C’est le petit dernier de la série des Canonet et je devrais même préciser des « New Canonet » comme le QL 17 et le QL 19.

Pourquoi New ? Parce que ces boitiers ont existé avant, sous les mêmes dénominations mais avec les technologies de l’époque, qui devaient, logiquement, évoluer, notamment les cellules et l’électronique embarquée.

Prenons le temps d’une petite revue « historique » de l’ensemble pour mieux comprendre :

En 1961, Canon lance le Canonet 19 – rappelez-vous, le chiffre indique l’ouverture de l’objectif, un f1,9 ici.

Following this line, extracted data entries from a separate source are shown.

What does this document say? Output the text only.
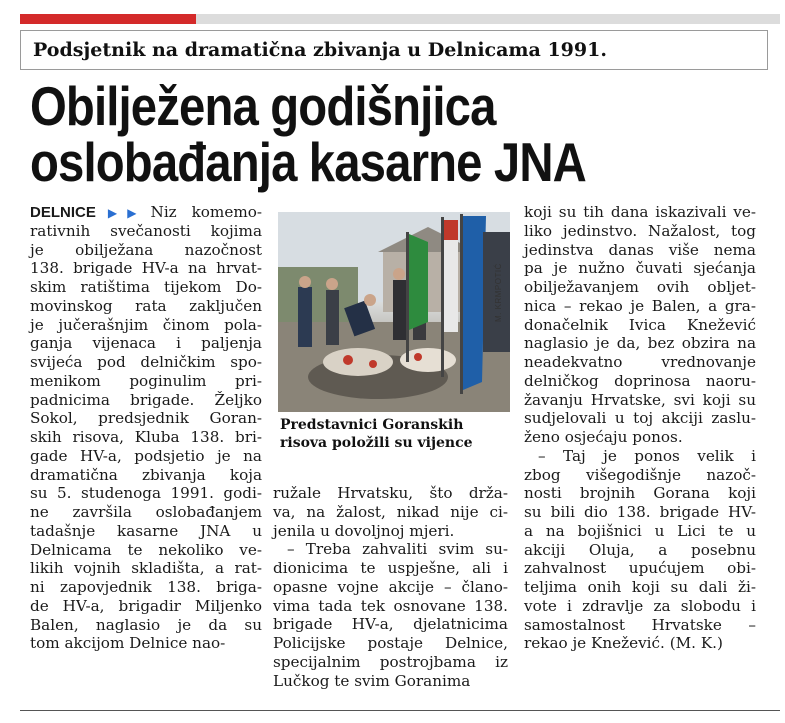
Podsjetnik na dramatična zbivanja u Delnicama 1991.
Obilježena godišnjica
oslobađanja kasarne JNA
DELNICE ▶▶ Niz komemo-
rativnih svečanosti kojima
je obilježana nazočnost
138. brigade HV-a na hrvat-
skim ratištima tijekom Do-
movinskog rata zaključen
je jučerašnjim činom pola-
ganja vijenaca i paljenja
svijeća pod delničkim spo-
menikom poginulim pri-
padnicima brigade. Željko
Sokol, predsjednik Goran-
skih risova, Kluba 138. bri-
gade HV-a, podsjetio je na
dramatična zbivanja koja
su 5. studenoga 1991. godi-
ne završila oslobađanjem
tadašnje kasarne JNA u
Delnicama te nekoliko ve-
likih vojnih skladišta, a rat-
ni zapovjednik 138. briga-
de HV-a, brigadir Miljenko
Balen, naglasio je da su
tom akcijom Delnice nao-
M. KRMPOTIĆ
Predstavnici Goranskih
risova položili su vijence
ružale Hrvatsku, što drža-
va, na žalost, nikad nije ci-
jenila u dovoljnoj mjeri.
– Treba zahvaliti svim su-
dionicima te uspješne, ali i
opasne vojne akcije – člano-
vima tada tek osnovane 138.
brigade HV-a, djelatnicima
Policijske postaje Delnice,
specijalnim postrojbama iz
Lučkog te svim Goranima
koji su tih dana iskazivali ve-
liko jedinstvo. Nažalost, tog
jedinstva danas više nema
pa je nužno čuvati sjećanja
obilježavanjem ovih oblјet-
nica – rekao je Balen, a gra-
donačelnik Ivica Knežević
naglasio je da, bez obzira na
neadekvatno vrednovanje
delničkog doprinosa naoru-
žavanju Hrvatske, svi koji su
sudjelovali u toj akciji zaslu-
ženo osjećaju ponos.
– Taj je ponos velik i
zbog višegodišnje nazoč-
nosti brojnih Gorana koji
su bili dio 138. brigade HV-
a na bojišnici u Lici te u
akciji Oluja, a posebnu
zahvalnost upućujem obi-
teljima onih koji su dali ži-
vote i zdravlje za slobodu i
samostalnost Hrvatske –
rekao je Knežević. (M. K.)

Outre cette ouverture très favorable, il embarquait une technologie innovante pour la mesure de la lumière, appelée Electric Eye (EE). Des cellules photoélectriques positionnées autour de l’objectif (le fameux « nid d’abeille ») mesurait l’intensité de la lumière et ajustait alors la vitesse d’ouverture. Ce qui amène Canon à le déclarer comme un appareil « automatique » : « « Inutile de déterminer les expositions correctes, le Canonet le fait pour vous… automatiquement. Vous êtes assuré d’obtenir des images parfaites… toujours » dixit le mode d’emploi.

Si l’on en croit la légende, il s’est vendu en deux heures l’équivalent d’un stock d’une semaine à la sortie de cet appareil !

Puis, en 1964, apparait le Canonet S, équipé d’un objectif ouvrant à f1,7. Une très belle optique à six éléments en quatre groupes.

Un million de Canonet avait déjà été vendu à la sortie de ce nouveau modèle !

Ensuite, en 1965, Canon introduit une nouvelle fonction appelée QL pour « quick load » ou chargement rapide. Il en profite pour structurer sa gamme de Canonet, basée sur l’ouverture des objectifs. Nous aurons donc un QL 17 en haut de gamme, un QL 19 et un QL 25, l’entrée de gamme.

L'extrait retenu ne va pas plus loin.